We named him Stanley the Resurrection Pig.
I don't recall who came up with the initial idea. As with all good, crazy plots, it starts off as an innocuous hypothetical scenario: piñatas equal fun, fun equal good, we could make a piñata! This is the last week all four of us will be in the office together--Aaron, Rachael, and I are going to Waterloo next week for a conference, and Jessica is off to Ireland, returning only after Aaron and Rachael's contracts are finished. So if ever there was a time to set aside the math papers and construct a papier-mâché animal, then savagely beat it to a pulp, this was that time.
None of us are piñata-making experts, and that was probably for the best. Rachael had some experience with papier-mâché--also for the best--so we made her foreman and gave her a silly newspaper hat to go with the title. In remarkably little time, we gathered together the hodge-podge of materials required to manufacture a piñata. We decided on a simple shape, assembled the skeletal structure from balloons, and mixed up a batch of goo to begin the work of creating Stanley.

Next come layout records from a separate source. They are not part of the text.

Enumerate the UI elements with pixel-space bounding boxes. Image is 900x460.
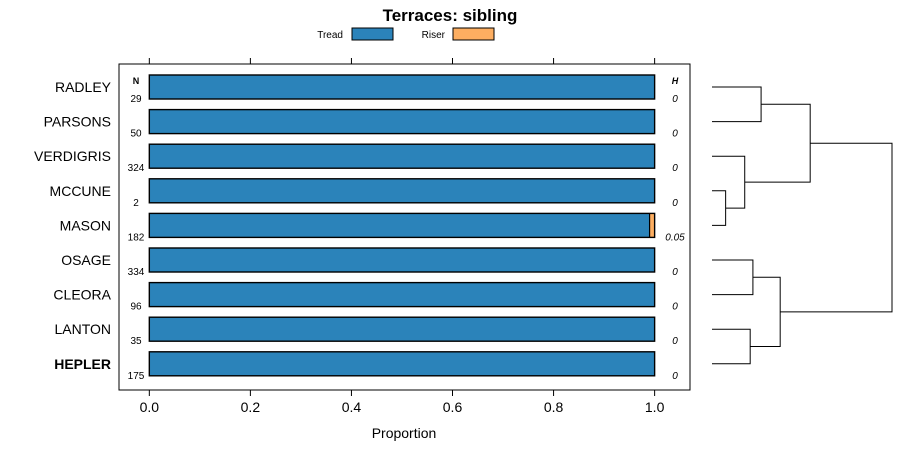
- bar-outline-cleora: [148, 281, 656, 308]
- bar-tread-hepler: [149, 351, 655, 376]
- bar-tread-verdigris: [149, 144, 655, 169]
- bar-tread-cleora: [149, 282, 655, 307]
- n-value-osage: 334: [128, 267, 145, 278]
- bar-outline-osage: [148, 247, 656, 273]
- n-value-radley: 29: [130, 94, 142, 105]
- dendrogram-link-2: [712, 155, 746, 209]
- category-label-parsons: PARSONS: [44, 114, 111, 130]
- bar-outline-mason: [148, 212, 656, 239]
- h-column-header: H: [672, 76, 679, 86]
- dendrogram-link-5: [712, 328, 751, 365]
- bar-outline-hepler: [148, 351, 656, 377]
- bar-tread-mccune: [149, 178, 655, 203]
- row-osage: OSAGE 334 0: [61, 247, 678, 278]
- row-radley: RADLEY 29 0: [55, 74, 678, 105]
- bar-tread-parsons: [149, 109, 655, 134]
- h-value-lanton: 0: [672, 336, 678, 347]
- x-axis-label: Proportion: [372, 425, 437, 441]
- legend-label-tread: Tread: [317, 30, 343, 41]
- row-mason: MASON 182 0.05: [60, 212, 685, 243]
- n-value-mason: 182: [128, 232, 145, 243]
- legend-swatch-riser: [452, 27, 495, 41]
- x-tick-label-0: 0.0: [140, 399, 160, 415]
- x-tick-label-4: 0.8: [544, 399, 564, 415]
- h-value-mccune: 0: [672, 198, 678, 209]
- bar-outline-lanton: [148, 316, 656, 342]
- n-value-verdigris: 324: [128, 163, 145, 174]
- n-value-mccune: 2: [133, 198, 139, 209]
- x-axis: 0.0 0.2 0.4 0.6 0.8 1.0: [140, 58, 665, 415]
- category-label-radley: RADLEY: [55, 79, 112, 95]
- legend-label-riser: Riser: [422, 30, 446, 41]
- h-value-osage: 0: [672, 267, 678, 278]
- dendrogram-link-4: [712, 259, 754, 296]
- bar-riser-mason: [649, 213, 655, 238]
- bar-tread-radley: [149, 75, 655, 99]
- x-tick-label-3: 0.6: [443, 399, 463, 415]
- dendrogram-link-1: [712, 190, 727, 226]
- row-cleora: CLEORA 96 0: [53, 281, 678, 313]
- bar-rows: RADLEY 29 0 PARSONS 50 0 VERDIGRIS 324 0 MCCUNE 2 0…: [34, 74, 685, 382]
- legend: Tread Riser: [317, 27, 495, 41]
- bar-tread-mason: [149, 213, 650, 238]
- row-lanton: LANTON 35 0: [54, 316, 678, 347]
- category-label-osage: OSAGE: [61, 252, 111, 268]
- category-label-lanton: LANTON: [54, 321, 111, 337]
- h-value-mason: 0.05: [665, 232, 685, 243]
- n-value-cleora: 96: [130, 302, 142, 313]
- category-label-mason: MASON: [60, 217, 111, 233]
- row-mccune: MCCUNE 2 0: [50, 178, 678, 209]
- h-value-hepler: 0: [672, 371, 678, 382]
- n-value-hepler: 175: [128, 371, 145, 382]
- dendrogram-link-6: [750, 276, 781, 347]
- n-value-parsons: 50: [130, 129, 142, 140]
- dendrogram-link-7: [780, 142, 893, 313]
- dendrogram-link-3: [744, 103, 811, 183]
- bar-tread-lanton: [149, 317, 655, 342]
- row-hepler: HEPLER 175 0: [54, 351, 678, 382]
- row-verdigris: VERDIGRIS 324 0: [34, 143, 678, 174]
- bar-outline-mccune: [148, 178, 656, 204]
- n-column-header: N: [133, 76, 140, 86]
- x-tick-label-5: 1.0: [645, 399, 665, 415]
- h-value-verdigris: 0: [672, 163, 678, 174]
- h-value-cleora: 0: [672, 302, 678, 313]
- dendrogram-link-0: [712, 86, 762, 123]
- category-label-verdigris: VERDIGRIS: [34, 148, 111, 164]
- bar-outline-verdigris: [148, 143, 656, 169]
- h-value-parsons: 0: [672, 129, 678, 140]
- bar-outline-parsons: [148, 108, 656, 135]
- category-label-hepler: HEPLER: [54, 356, 111, 372]
- bar-outline-radley: [148, 74, 656, 100]
- x-tick-label-1: 0.2: [241, 399, 261, 415]
- x-tick-label-2: 0.4: [342, 399, 362, 415]
- dendrogram: [712, 86, 893, 365]
- h-value-radley: 0: [672, 94, 678, 105]
- n-value-lanton: 35: [130, 336, 142, 347]
- chart-title: Terraces: sibling: [383, 6, 518, 25]
- bar-tread-osage: [149, 248, 655, 272]
- category-label-mccune: MCCUNE: [50, 183, 111, 199]
- plot-panel: [118, 63, 691, 391]
- category-label-cleora: CLEORA: [53, 287, 111, 303]
- row-parsons: PARSONS 50 0: [44, 108, 678, 140]
- legend-swatch-tread: [351, 27, 394, 41]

Over three days, Stanley emerged from a series of colour balloons. He grew stubby legs, ears, and a snout. We named him Stanley because none of us knew anyone named Stanley, and it sounded like a good name for something we would beat to death. (I apologize to all those named Stanley reading this.) Jessica, in particular, was quite bloodthirsty about the whole project. By Friday, however, as we stuffed Stanley full of candy and trussed him in string, we were all savouring the anticipation of Resurrection-Pigpocalpyse.
Stanley met his demise rather quickly. We took him outside, where it was the warmest it has been all summer so far, and suspended him upon a suitable tree branch. Jessica, as the aforementioned most eager participant in this piñata-bashing, got the first swing. I had brought a thin, metal beam that had been propped up in one corner of the hallway outside our office with other thin, metal beams, but we started with a stick to maximize Stanley's torment. After a few swings from Jessica, however, the stick broke in two. Stanley one, us zero.
So we switched to the metal beam, and Stanley's death came swift. Jessica pretty much decapitated him with a single, fearsome blow. Aaron, Rachael, and I quickly followed, each of us contributing to his destruction in our own way, until finally he lay on the ground, battered and broken, a shell of his former self.
Stanley was no more. But in his death, he gave us one final gift: lots and lots of candy. Oh, and math riddles. But moreso candy. Really, way too much candy. We had all brought candy, and even though much of the chocolate melted from the heat, there was more than we wanted to take home with us. There is still some of it languishing in the office despite our forthcoming week-long absence.
I could talk about what I've been researching this week, how my supervising prof was in town only for the two days we were dunking our hands in flour-water to make a piñata in the office. I could mention that I've started running programs on SHARCNET and it's awesome. Really, all of these things pale in comparison to spending a week making, and breaking, a piñata.
This was the eighth week of my research. I'm now halfway through my summer job, and it feels like I've barely begun. Wow.
Farewell, Stanley the Resurrection Pig. You served but a brief, miserable existence, but you served it well. So long, and thanks for all the fish--er, candy.